Charles William Jefferys, quilt artwork for ‘The Father of British Canada: A Chronicle of Carleton,’ Quantity 12 via William Picket, 1916
Nineteenth-century divisions
War with Britain over land and business within the early 1800s reopened previous divisions amongst American citizens. Virginia Congressman John Randolph expressed his frustrations with renewed requires a northern invasion. “We have but one word, like the whip-poor-will, but one eternal monstrous tone,” an exasperated Randolph famous, “Canada! Canada! Canada!”
The talk over Canada used to be one of the problems dividing the country, and as President James Madison would later give an explanation for, he was hoping that battle would assist unify a polarized country. His gamble paid off, however most effective after combatants from New England flirted with the theory of secession to barter their very own finish to struggle.
When the preferred editor and columnist John O’Sullivan referred to as for the annexation of Texas and battle with Mexico in 1845, he additionally instructed the annexation of Canada would naturally apply. The anti-expansionist reaction united pacifists, abolitionists and quite a few spiritual and literary figures, serving to deepen the divides that will result in the Civil Battle.
Annexation communicate within the twentieth century
Trump’s posturing has served to unite Canadians and revive Canadian nationalism. Within the U.S., most of the people appear to grasp the sensible hurdles of including a brand new state or brush aside the theory altogether.
A Canadian demonstrates in Washington, D.C., towards President Donald Trump’s insurance policies on Feb. 17, 2025.
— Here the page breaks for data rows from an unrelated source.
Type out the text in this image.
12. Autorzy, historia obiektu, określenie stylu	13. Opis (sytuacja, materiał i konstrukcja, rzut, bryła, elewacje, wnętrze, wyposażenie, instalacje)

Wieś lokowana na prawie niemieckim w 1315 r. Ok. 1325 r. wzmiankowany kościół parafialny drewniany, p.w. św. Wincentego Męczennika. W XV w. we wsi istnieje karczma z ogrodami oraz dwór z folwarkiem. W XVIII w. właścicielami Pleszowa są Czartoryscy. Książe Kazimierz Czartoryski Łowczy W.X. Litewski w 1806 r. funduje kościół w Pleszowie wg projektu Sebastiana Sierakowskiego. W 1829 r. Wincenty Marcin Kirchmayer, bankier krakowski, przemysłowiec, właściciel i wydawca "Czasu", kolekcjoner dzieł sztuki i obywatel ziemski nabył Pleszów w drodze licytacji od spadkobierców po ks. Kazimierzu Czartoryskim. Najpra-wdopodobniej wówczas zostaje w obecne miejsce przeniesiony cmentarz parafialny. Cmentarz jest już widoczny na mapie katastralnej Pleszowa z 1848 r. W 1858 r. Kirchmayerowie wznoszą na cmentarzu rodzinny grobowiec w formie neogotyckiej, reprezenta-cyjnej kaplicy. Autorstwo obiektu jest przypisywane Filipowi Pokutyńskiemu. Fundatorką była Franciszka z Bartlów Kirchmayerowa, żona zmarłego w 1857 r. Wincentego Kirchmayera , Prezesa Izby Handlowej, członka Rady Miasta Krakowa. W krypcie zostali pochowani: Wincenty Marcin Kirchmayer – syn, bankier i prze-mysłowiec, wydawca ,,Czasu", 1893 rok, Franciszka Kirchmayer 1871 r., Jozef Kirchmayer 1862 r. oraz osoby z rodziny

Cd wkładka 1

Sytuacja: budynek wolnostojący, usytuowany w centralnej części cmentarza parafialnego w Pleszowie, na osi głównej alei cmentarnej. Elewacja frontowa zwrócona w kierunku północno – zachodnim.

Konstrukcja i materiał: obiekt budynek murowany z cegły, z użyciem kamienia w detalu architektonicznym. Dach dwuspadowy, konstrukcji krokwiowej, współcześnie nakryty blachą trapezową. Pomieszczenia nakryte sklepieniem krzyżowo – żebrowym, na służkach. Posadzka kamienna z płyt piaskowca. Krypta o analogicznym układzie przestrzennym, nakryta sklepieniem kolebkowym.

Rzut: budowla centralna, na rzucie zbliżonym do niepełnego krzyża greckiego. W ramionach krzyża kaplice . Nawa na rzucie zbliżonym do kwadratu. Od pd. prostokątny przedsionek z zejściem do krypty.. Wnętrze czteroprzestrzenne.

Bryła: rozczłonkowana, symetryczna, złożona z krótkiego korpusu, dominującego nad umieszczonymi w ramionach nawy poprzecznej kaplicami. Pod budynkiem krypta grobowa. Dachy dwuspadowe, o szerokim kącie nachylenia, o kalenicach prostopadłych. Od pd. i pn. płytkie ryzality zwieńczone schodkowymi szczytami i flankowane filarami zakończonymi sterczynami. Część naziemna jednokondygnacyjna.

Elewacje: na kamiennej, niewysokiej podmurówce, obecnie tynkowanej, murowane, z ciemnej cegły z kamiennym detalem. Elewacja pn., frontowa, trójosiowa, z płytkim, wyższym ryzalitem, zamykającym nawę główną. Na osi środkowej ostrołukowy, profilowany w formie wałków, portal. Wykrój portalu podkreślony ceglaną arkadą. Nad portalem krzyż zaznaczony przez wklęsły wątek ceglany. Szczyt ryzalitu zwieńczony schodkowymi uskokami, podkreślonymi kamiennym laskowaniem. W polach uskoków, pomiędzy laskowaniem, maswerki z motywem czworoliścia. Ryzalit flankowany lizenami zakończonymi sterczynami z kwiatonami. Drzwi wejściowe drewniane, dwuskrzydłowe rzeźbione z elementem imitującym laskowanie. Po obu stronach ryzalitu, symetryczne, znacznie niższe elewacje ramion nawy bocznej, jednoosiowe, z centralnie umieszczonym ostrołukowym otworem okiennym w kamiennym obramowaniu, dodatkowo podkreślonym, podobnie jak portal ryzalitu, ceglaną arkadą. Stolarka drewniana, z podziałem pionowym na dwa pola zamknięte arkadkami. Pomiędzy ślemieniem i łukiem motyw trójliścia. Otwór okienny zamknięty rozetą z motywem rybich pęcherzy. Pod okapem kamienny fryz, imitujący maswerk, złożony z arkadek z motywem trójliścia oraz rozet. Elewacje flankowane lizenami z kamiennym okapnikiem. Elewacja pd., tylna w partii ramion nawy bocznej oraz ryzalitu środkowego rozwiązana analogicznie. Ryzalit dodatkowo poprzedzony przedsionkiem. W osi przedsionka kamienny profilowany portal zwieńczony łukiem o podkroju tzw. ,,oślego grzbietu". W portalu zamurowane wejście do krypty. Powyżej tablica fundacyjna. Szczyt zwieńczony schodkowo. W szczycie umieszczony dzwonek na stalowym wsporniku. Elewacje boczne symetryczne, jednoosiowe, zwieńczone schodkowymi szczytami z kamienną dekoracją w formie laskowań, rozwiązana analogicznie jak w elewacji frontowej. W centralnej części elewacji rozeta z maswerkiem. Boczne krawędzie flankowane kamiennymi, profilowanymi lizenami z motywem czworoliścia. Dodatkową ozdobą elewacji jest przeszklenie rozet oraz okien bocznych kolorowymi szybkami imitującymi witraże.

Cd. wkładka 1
Dominic Gwinn/Heart East Photographs/AFP by way of Getty Photographs
One instance of annexation communicate from the 20 th century, alternatively, may function a caution to Trump, appearing how competitive rhetoric towards Canada has resulted in political defeat. In 1911, a invoice growing loose business with Canada handed Congress with the toughen of President William Taft, in spite of objections from protectionists in each events.
In an try to have the settlement defeated within the Canadian Parliament, U.S. combatants from either side of the aisle tried to stir well-liked sentiment towards the U.S. in Canada. Champ Clark, the Democratic speaker of the Area and a front-runner for the presidential nomination in 1912, seized at the second.
“I hope to see the day when the American flag will float over every square foot of the British North American possessions, clear to the North Pole,” Champ proclaimed at the Area flooring. William Stiles Bennet, a Republican, proposed a solution that will authorize the president to start negotiations for annexation.
Their option to defeating the business settlement labored, a minimum of in Canada. Within the basic election of September 1911, nervous Canadian citizens ousted the Liberal Celebration, which had supported loose business, and the brand new Conservative majority rejected the settlement.
Again house, alternatively, the plan backfired. Woodrow Wilson, no longer Clark, secured the Democratic nomination in 1912 and would pass directly to defeat each the incumbent Taft and previous President Theodore Roosevelt. The bluster led to not luck and victory, however loss and defeat.